For, not even the most die-hard Apple fans can deny the fact that some of the recent products of the company have been a tad underwhelming. The products have not been bad – nay, the iPhone remains one of the best smartphones in the world and a universal benchmark and the Apple Watch is easily the best smartwatch around, just as the iPad and the MacBook Pro are in zones of their own.
But then Apple was not about being the best, was it? No, it was about Thinking Different. About being in a very special niche.
And we strongly suspect that the marked absence of “different” in recent times has led to many wondering if Apple has actually turned its back on the people that made it special – the product people. While no one is doubting Cooks’ leadership or strategic acumen, there is a feeling that unlike Jobs, he tends to chase the market rather than the other way around – something that came to the fore during his trip to India, where many felt he was coming across as being “too needy.” “Jobs came to India seeking spiritual salvation. Cook came looking to build a market,” a colleague put it rather bluntly. It is a rather unfair statement, we think, especially as Apple itself did not exist when Jobs had come to India, but it certainly sums up the sentiment that is becoming increasingly prevalent in some places.

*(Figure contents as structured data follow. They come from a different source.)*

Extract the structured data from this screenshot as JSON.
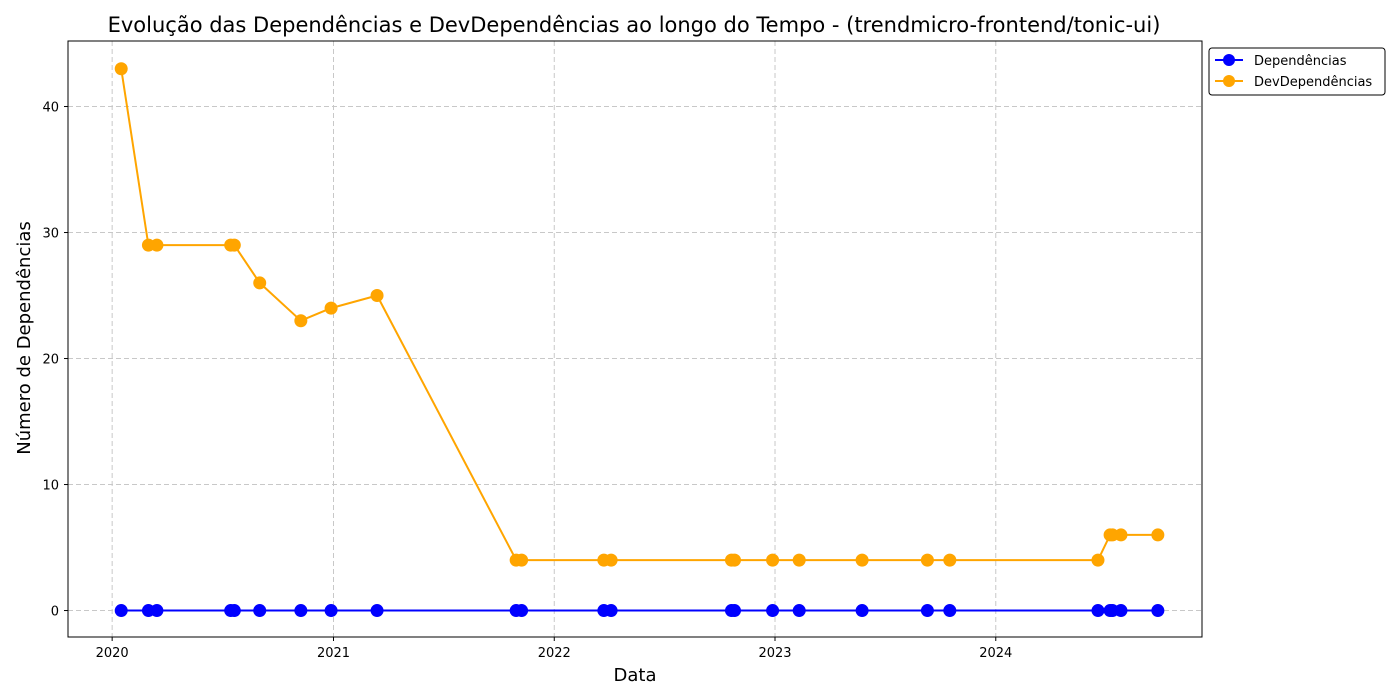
{
  "chart_data": {
    "type": "line",
    "title": "Evolução das Dependências e DevDependências ao longo do Tempo - (trendmicro-frontend/tonic-ui)",
    "xlabel": "Data",
    "ylabel": "Número de Dependências",
    "xlim": [
      "2019-10-20",
      "2024-12-07"
    ],
    "ylim": [
      -2.1,
      45.2
    ],
    "x_ticks": [
      "2020-01-01",
      "2021-01-01",
      "2022-01-01",
      "2023-01-01",
      "2024-01-01"
    ],
    "x_tick_labels": [
      "2020",
      "2021",
      "2022",
      "2023",
      "2024"
    ],
    "y_ticks": [
      0,
      10,
      20,
      30,
      40
    ],
    "y_tick_labels": [
      "0",
      "10",
      "20",
      "30",
      "40"
    ],
    "grid": true,
    "legend_position": "outside-top-right",
    "x": [
      "2020-01-16",
      "2020-03-01",
      "2020-03-15",
      "2020-07-15",
      "2020-07-21",
      "2020-09-01",
      "2020-11-08",
      "2020-12-28",
      "2021-03-14",
      "2021-10-30",
      "2021-11-08",
      "2022-03-24",
      "2022-04-05",
      "2022-10-21",
      "2022-10-26",
      "2022-12-28",
      "2023-02-10",
      "2023-05-25",
      "2023-09-10",
      "2023-10-17",
      "2024-06-18",
      "2024-07-08",
      "2024-07-12",
      "2024-07-26",
      "2024-09-25"
    ],
    "series": [
      {
        "name": "Dependências",
        "color": "#0000ff",
        "values": [
          0,
          0,
          0,
          0,
          0,
          0,
          0,
          0,
          0,
          0,
          0,
          0,
          0,
          0,
          0,
          0,
          0,
          0,
          0,
          0,
          0,
          0,
          0,
          0,
          0
        ]
      },
      {
        "name": "DevDependências",
        "color": "#ffa500",
        "values": [
          43,
          29,
          29,
          29,
          29,
          26,
          23,
          24,
          25,
          4,
          4,
          4,
          4,
          4,
          4,
          4,
          4,
          4,
          4,
          4,
          4,
          6,
          6,
          6,
          6
        ]
      }
    ]
  }
}
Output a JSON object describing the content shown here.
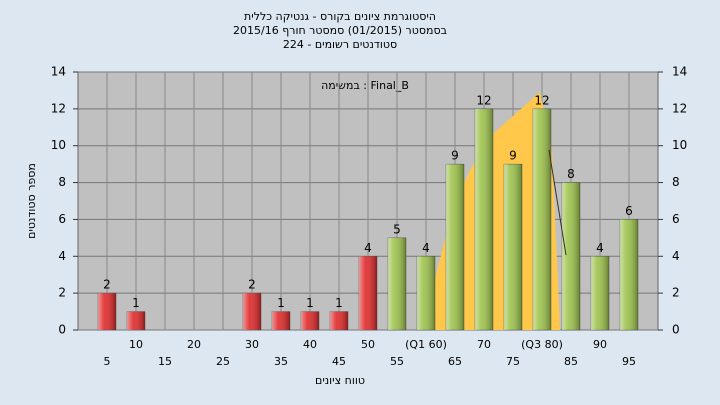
{
  "chart_data": {
    "type": "bar",
    "title": "היסטוגרמת ציונים בקורס - גנטיקה כללית",
    "subtitle": "בסמסטר  (01/2015)  סמסטר חורף 2015/16",
    "subtitle2": "סטודנטים רשומים - 224",
    "annotation": "במשימה : Final_B",
    "x_label": "טווח ציונים",
    "y_label": "מספר סטודנטים",
    "categories": [
      "5",
      "10",
      "15",
      "20",
      "25",
      "30",
      "35",
      "40",
      "45",
      "50",
      "55",
      "(Q1 60)",
      "65",
      "70",
      "75",
      "(Q3 80)",
      "85",
      "90",
      "95"
    ],
    "values": [
      2,
      1,
      0,
      0,
      0,
      2,
      1,
      1,
      1,
      4,
      5,
      4,
      9,
      12,
      9,
      12,
      8,
      4,
      6
    ],
    "colors": [
      "#e02828",
      "#e02828",
      "#e02828",
      "#e02828",
      "#e02828",
      "#e02828",
      "#e02828",
      "#e02828",
      "#e02828",
      "#e02828",
      "#9cc24a",
      "#9cc24a",
      "#9cc24a",
      "#9cc24a",
      "#9cc24a",
      "#9cc24a",
      "#9cc24a",
      "#9cc24a",
      "#9cc24a"
    ],
    "ylim": [
      0,
      14
    ],
    "yticks": [
      0,
      2,
      4,
      6,
      8,
      10,
      12,
      14
    ],
    "y2lim": [
      0,
      14
    ],
    "y2ticks": [
      0,
      2,
      4,
      6,
      8,
      10,
      12,
      14
    ],
    "grid": true
  }
}
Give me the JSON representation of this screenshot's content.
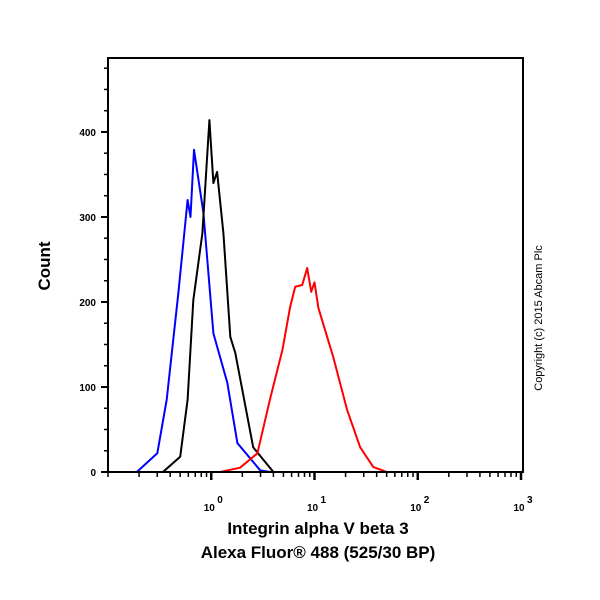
{
  "chart_data": {
    "type": "line",
    "title": "",
    "xlabel": [
      "Integrin alpha V beta 3",
      "Alexa Fluor® 488 (525/30 BP)"
    ],
    "ylabel": "Count",
    "xscale": "log",
    "xlim": [
      0.1,
      1000
    ],
    "ylim": [
      0,
      487
    ],
    "yticks": [
      0,
      100,
      200,
      300,
      400
    ],
    "ytick_labels": [
      "0",
      "100",
      "200",
      "300",
      "400"
    ],
    "xticks": [
      1,
      10,
      100,
      1000
    ],
    "xtick_labels": [
      {
        "base": "10",
        "exp": "0"
      },
      {
        "base": "10",
        "exp": "1"
      },
      {
        "base": "10",
        "exp": "2"
      },
      {
        "base": "10",
        "exp": "3"
      }
    ],
    "grid": false,
    "annotation": "Copyright (c) 2015 Abcam Plc",
    "series": [
      {
        "color": "#0000ff",
        "x": [
          0.1,
          0.19,
          0.3,
          0.37,
          0.48,
          0.59,
          0.63,
          0.68,
          0.84,
          1.05,
          1.43,
          1.79,
          2.98,
          3.7,
          1000
        ],
        "y": [
          0,
          0,
          22,
          85,
          210,
          320,
          300,
          379,
          305,
          163,
          105,
          34,
          2,
          0,
          0
        ]
      },
      {
        "color": "#000000",
        "x": [
          0.1,
          0.34,
          0.5,
          0.59,
          0.67,
          0.82,
          0.96,
          1.05,
          1.14,
          1.31,
          1.53,
          1.71,
          2.55,
          4.0,
          1000
        ],
        "y": [
          0,
          0,
          18,
          85,
          202,
          281,
          414,
          340,
          353,
          281,
          159,
          140,
          29,
          0,
          0
        ]
      },
      {
        "color": "#ff0000",
        "x": [
          0.1,
          1.22,
          1.9,
          2.8,
          3.7,
          4.9,
          5.8,
          6.5,
          7.6,
          8.5,
          9.3,
          10,
          10.9,
          15.2,
          20.7,
          27.7,
          37,
          50,
          1000
        ],
        "y": [
          0,
          0,
          5,
          22,
          85,
          144,
          194,
          218,
          220,
          240,
          212,
          223,
          193,
          135,
          73,
          29,
          6,
          0,
          0
        ]
      }
    ]
  }
}
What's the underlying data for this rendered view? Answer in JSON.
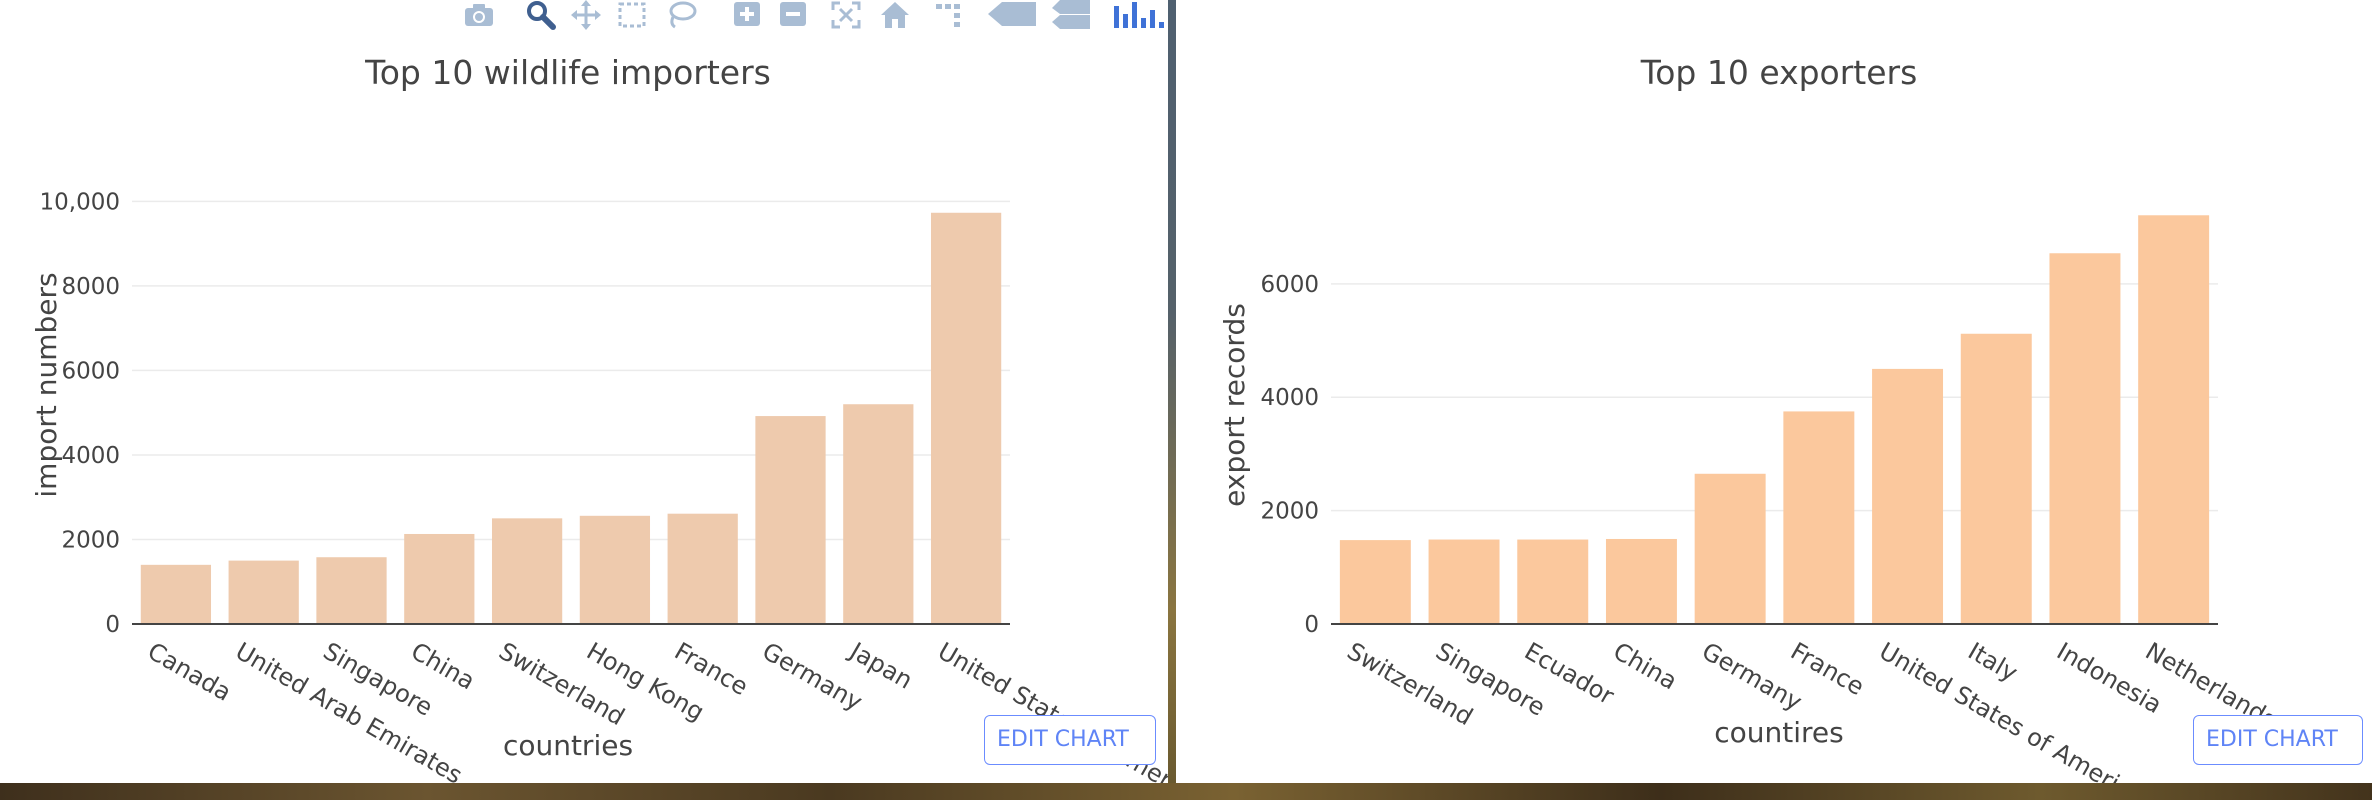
{
  "chart_data": [
    {
      "type": "bar",
      "title": "Top 10 wildlife importers",
      "xlabel": "countries",
      "ylabel": "import numbers",
      "categories": [
        "Canada",
        "United Arab Emirates",
        "Singapore",
        "China",
        "Switzerland",
        "Hong Kong",
        "France",
        "Germany",
        "Japan",
        "United States of America"
      ],
      "values": [
        1400,
        1500,
        1580,
        2130,
        2500,
        2560,
        2610,
        4920,
        5200,
        9730
      ],
      "ylim": [
        0,
        10600
      ],
      "yticks": [
        0,
        2000,
        4000,
        6000,
        8000,
        10000
      ],
      "ytick_labels": [
        "0",
        "2000",
        "4000",
        "6000",
        "8000",
        "10,000"
      ],
      "grid": true,
      "bar_color": "#eecaad"
    },
    {
      "type": "bar",
      "title": "Top 10 exporters",
      "xlabel": "countires",
      "ylabel": "export records",
      "categories": [
        "Switzerland",
        "Singapore",
        "Ecuador",
        "China",
        "Germany",
        "France",
        "United States of America",
        "Italy",
        "Indonesia",
        "Netherlands"
      ],
      "values": [
        1480,
        1490,
        1490,
        1500,
        2650,
        3750,
        4500,
        5120,
        6540,
        7210
      ],
      "ylim": [
        0,
        7550
      ],
      "yticks": [
        0,
        2000,
        4000,
        6000
      ],
      "ytick_labels": [
        "0",
        "2000",
        "4000",
        "6000"
      ],
      "grid": true,
      "bar_color": "#fbc89d"
    }
  ],
  "buttons": {
    "edit_chart": "EDIT CHART"
  },
  "modebar": {
    "icons": [
      "camera-icon",
      "zoom-icon",
      "pan-icon",
      "box-select-icon",
      "lasso-select-icon",
      "zoom-in-icon",
      "zoom-out-icon",
      "autoscale-icon",
      "reset-axes-icon",
      "spike-lines-icon",
      "hover-closest-icon",
      "hover-compare-icon",
      "plotly-logo-icon"
    ],
    "icon_color": "#a9bdd4",
    "logo_color": "#3f72d7"
  }
}
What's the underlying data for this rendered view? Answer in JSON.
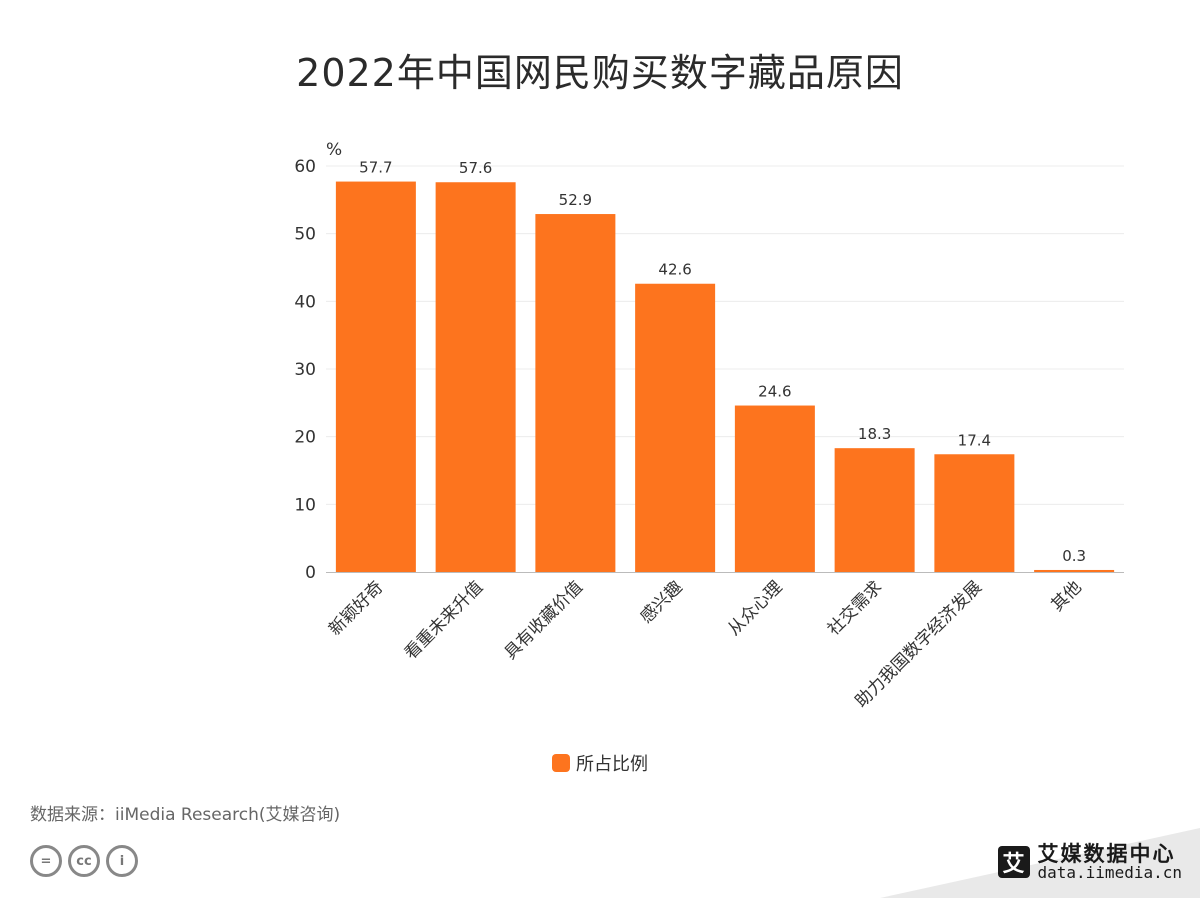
{
  "title": "2022年中国网民购买数字藏品原因",
  "chart_data": {
    "type": "bar",
    "categories": [
      "新颖好奇",
      "看重未来升值",
      "具有收藏价值",
      "感兴趣",
      "从众心理",
      "社交需求",
      "助力我国数字经济发展",
      "其他"
    ],
    "series": [
      {
        "name": "所占比例",
        "values": [
          57.7,
          57.6,
          52.9,
          42.6,
          24.6,
          18.3,
          17.4,
          0.3
        ]
      }
    ],
    "data_labels": [
      "57.7",
      "57.6",
      "52.9",
      "42.6",
      "24.6",
      "18.3",
      "17.4",
      "0.3"
    ],
    "y_unit": "%",
    "ylim": [
      0,
      60
    ],
    "yticks": [
      "0",
      "10",
      "20",
      "30",
      "40",
      "50",
      "60"
    ],
    "grid": true,
    "legend_position": "bottom-center",
    "bar_color": "#fd741e"
  },
  "source": "数据来源：iiMedia Research(艾媒咨询)",
  "license_icons": [
    "equals-icon",
    "cc-icon",
    "person-icon"
  ],
  "license_glyphs": [
    "=",
    "cc",
    "i"
  ],
  "brand": {
    "mark": "艾",
    "name": "艾媒数据中心",
    "url": "data.iimedia.cn"
  }
}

That Apple has turned the Product Priests out of the temple!
Yes, Sir Jony Ive does make appearances in videos and his tone is as measured as always. But what used to pass off as “eccentricity of genius” under the aegis of Jobs is now being seen as sheer “arrogance” and “insensitivity” – witness the brouhaha over the absence of the 3.5 mm audio jack from the new iPhones, the absence of a connector on the Apple Pencil and the absence of traditional USB ports on the new MacBook Pros. Jobs could tell people they were holding a phone wrong and that they did not need memory cards on their phones and tablets because he was seen as the creator, the genius who insisted that consumers did not know what they want. Cook, on the other hand, is seen as someone who actually tracks consumers and wants to expand markets so people tend to judge him more harshly. But then again, would they have been doing so if he had been a “product person”?
There are some who believe that Tim Cook is to Apple after Steve Jobs what Steve Ballmer was to Microsoft after Bill Gates – a person who knows markets better than products. Perhaps that is too simplistic an assumption, but given how radically Microsoft changed course when Satya Nadella took over the reigns and suddenly got back its reputation for mainstream innovation, it would be insane to dismiss it outright. There is a school of thought that also believes that the Nexus 6P and the Pixel devices radically improved over their predecessors, because Sundar Pichai, again a perceived “product person” was in charge.
Of course, for all we know, the new MacBook Pros and iPhones could set record sales and Cook’s defenders would then point to them and claim that the sales prove that he was right. And therein lies the paradox – they would also prove that he is a good “marketing and sales person.” Precisely the sort of person that Jobs had said results in a “company forgetting how to make great products” in that interview. Apple may not have the sort of monopoly that Xerox or IBM had but it has a massively committed fan base and a near-cult following, one that believes it is different from the others. And if the response to the Jobs interview video is any indication, there are cracks appearing in its loyalty.
What is the solution? The knee jerk brigade would advocate making Jony Ive CEO.. We cannot claim to be experts in that regard. But what we can do is end up by echoing the advice Steve Jobs gave to the students at Stanford:
Tim Cook has shown more than ample signs of being hungry.
Perhaps he needs to show the courage to be recklessly foolish as well.
He is in charge after all of a company that claims to think different.